My disinterested perception of this happy procession was brusquely interrupted by the loud irruptions of a sub-human howling, the source of which was unlocatable. It was howling as if from a dark, dank cave, where some deformed brute had been chained and tempted since time immemorial. The howling did not cease even after the last of the wedding party had disappeared from view.(Gillian Rose, Love’s Work)
Stoke Newington (not Hendon). “It was I who was howling, in utter dissociation from myself, the paroxysm provoked by the vivacious contrast between the environing judaism and the epiphany of protestants, the customary, laborious everydayness broken by the moment of marriage, the cloaks of the clandestine pious cleaved by the costumes of those weightless, redeemed beings”. It’s one of the moments in Love’s Work, a scandalous memoir whose lyrical (and wholly proper) self-absorption is torn at by passages of intense dissonance and tonal violence, that makes the hairs on the back of your neck stand up: it’s behind you! One might describe such dissonance using a term taken from music theory: simultaneous false relations, the grinding together of a note and its raised or flattened self, the fission of disjunct tonalities.

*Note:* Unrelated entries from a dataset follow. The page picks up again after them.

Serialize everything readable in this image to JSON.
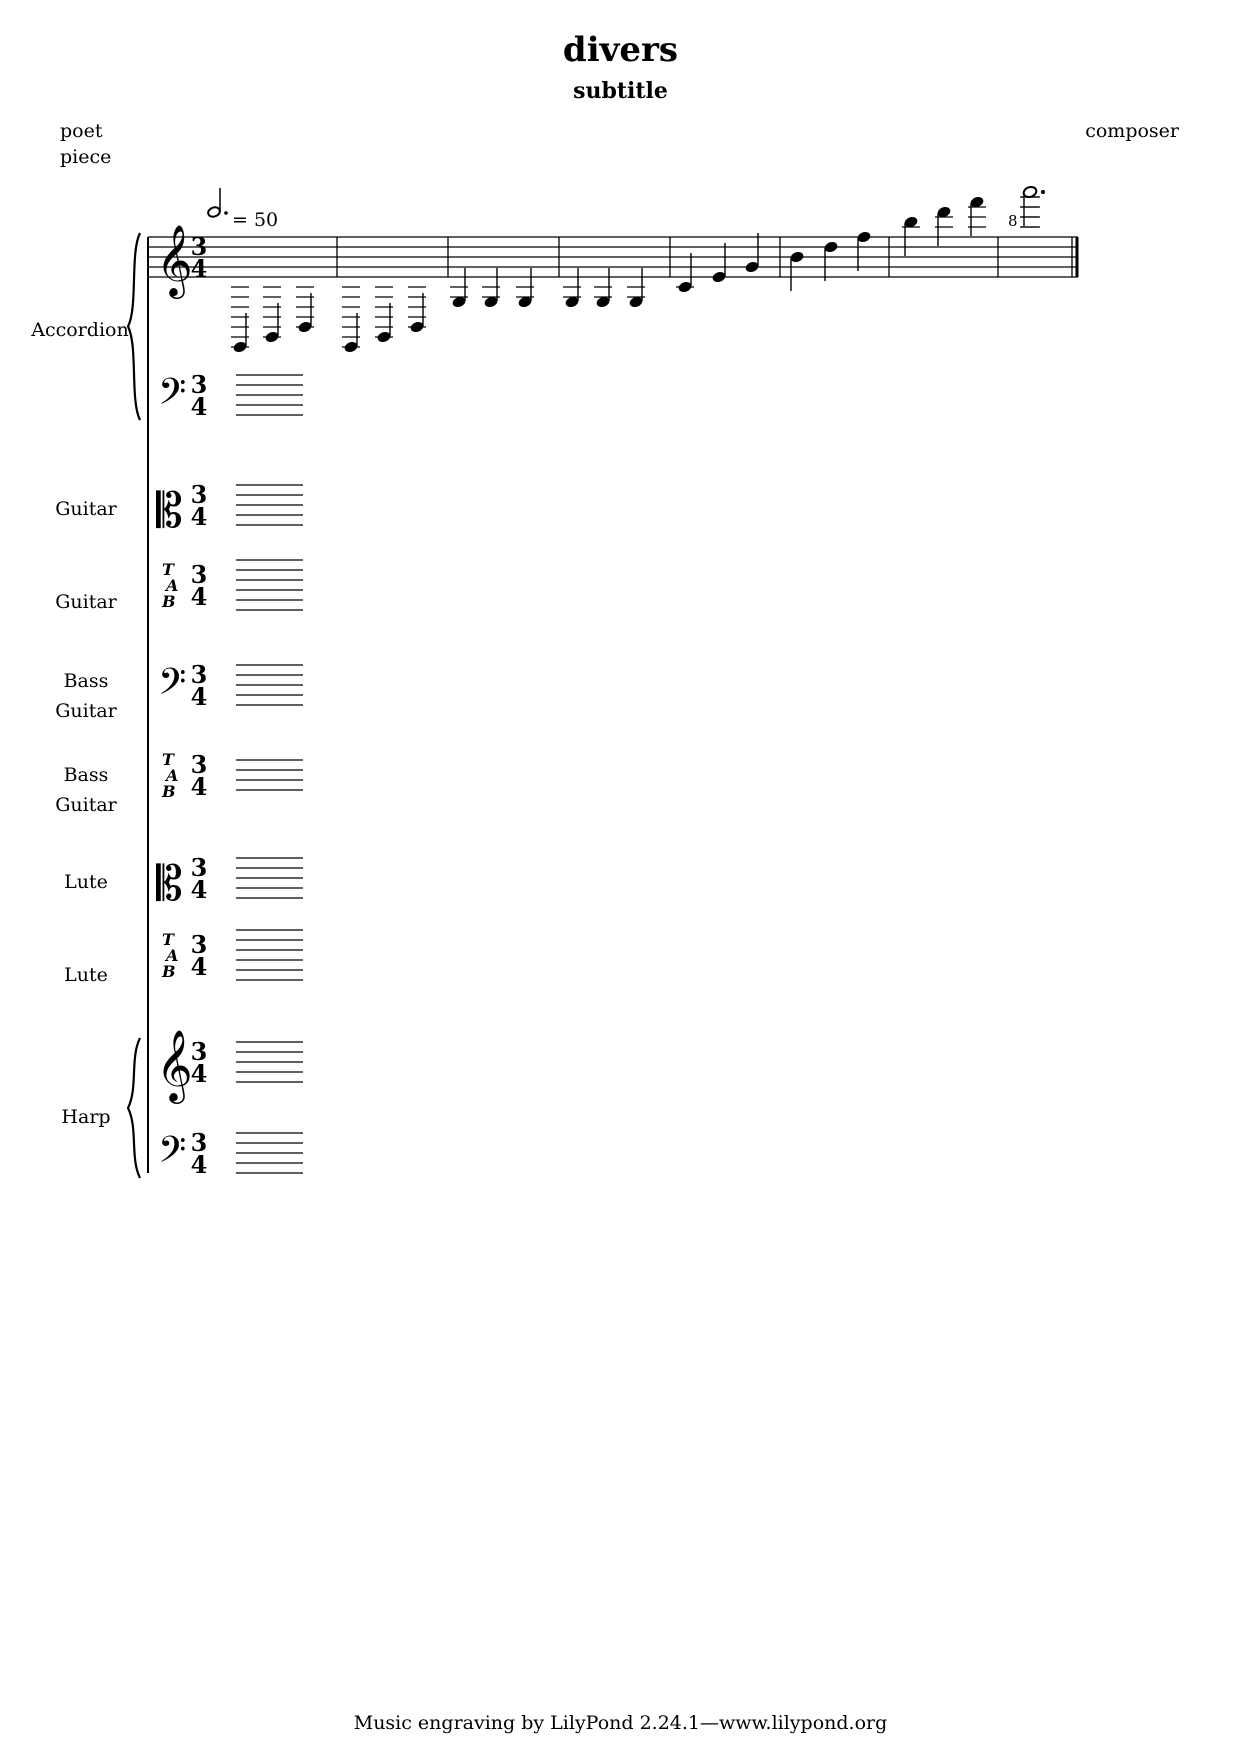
{
  "header": {
    "title": "divers",
    "subtitle": "subtitle",
    "poet": "poet",
    "piece": "piece",
    "composer": "composer"
  },
  "tempo": {
    "value": "= 50"
  },
  "time_signature": {
    "numerator": "3",
    "denominator": "4"
  },
  "octave_mark": "8",
  "instruments": [
    {
      "name": "Accordion",
      "clef": "treble + bass"
    },
    {
      "name": "Guitar",
      "clef": "alto"
    },
    {
      "name": "Guitar",
      "clef": "tab"
    },
    {
      "name_line1": "Bass",
      "name_line2": "Guitar",
      "clef": "bass"
    },
    {
      "name_line1": "Bass",
      "name_line2": "Guitar",
      "clef": "tab"
    },
    {
      "name": "Lute",
      "clef": "alto"
    },
    {
      "name": "Lute",
      "clef": "tab"
    },
    {
      "name": "Harp",
      "clef": "treble + bass"
    }
  ],
  "tab_letters": {
    "t": "T",
    "a": "A",
    "b": "B"
  },
  "footer": "Music engraving by LilyPond 2.24.1—www.lilypond.org"
}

“Utter dissociation”: as when Rose, her bowel ravaged by malignant tumours, serenely describes her colostomy bag:
Deep brown, burnished shit is extruded from the bright, proud infoliation in a steady paste-like stream in front of you: uniform, sweet-smelling fruit of the body, fertile medium, not negative substance. It hangs hot in a bag, flush with the abdomen, with the raised temperature even of congealed life. This is to describe a new bodily function, not to redescribe the old. The organ of this facture has achieved that pipe-dream of humanity: evacuation of the body is far removed from the pudenda, pleasure and pain. There are no nerve-endings and there is no sensation in the stoma.
Facture? I had to look it up; it means making, poiesis. The foreign-sounding, erudite, Latinate terminology - “infoliation”, “abdomen”, “evacuation”, “pudenda” - does not merely garnish this discourse on shit, but punctuates it, breaks it up: “[i]t functions like a ham-slicing machine, removing portions from the associative flow: the anus and the flow of shit it cuts off…” (Anti-Oedipus). In other words, it substitutes for the missing anus, performs the functions of scission and dissociation, interrupts the “steady paste-like stream” of lyrical consciousness with irruptions from another world, another register.
This (the exception, the Fremdwort) is the rule throughout. If not medical terminology, then Freudian; or Hegelian; or theological (“jewish” or “protestant” or “jewish protestant”). The object is not merely the pedantic display of erudition, although perhaps it is also that (like all interlopers, Rose is never certain when her credentials should be displayed and when they should be disguised). It is to put the memoir to work, so that it is no longer the consoling fiction (Murdoch: “all that consoles is fake”) of a specular identity, but a virulence within the body of the archive, a machine that drives all the other machines. A monument that shakes itself apart.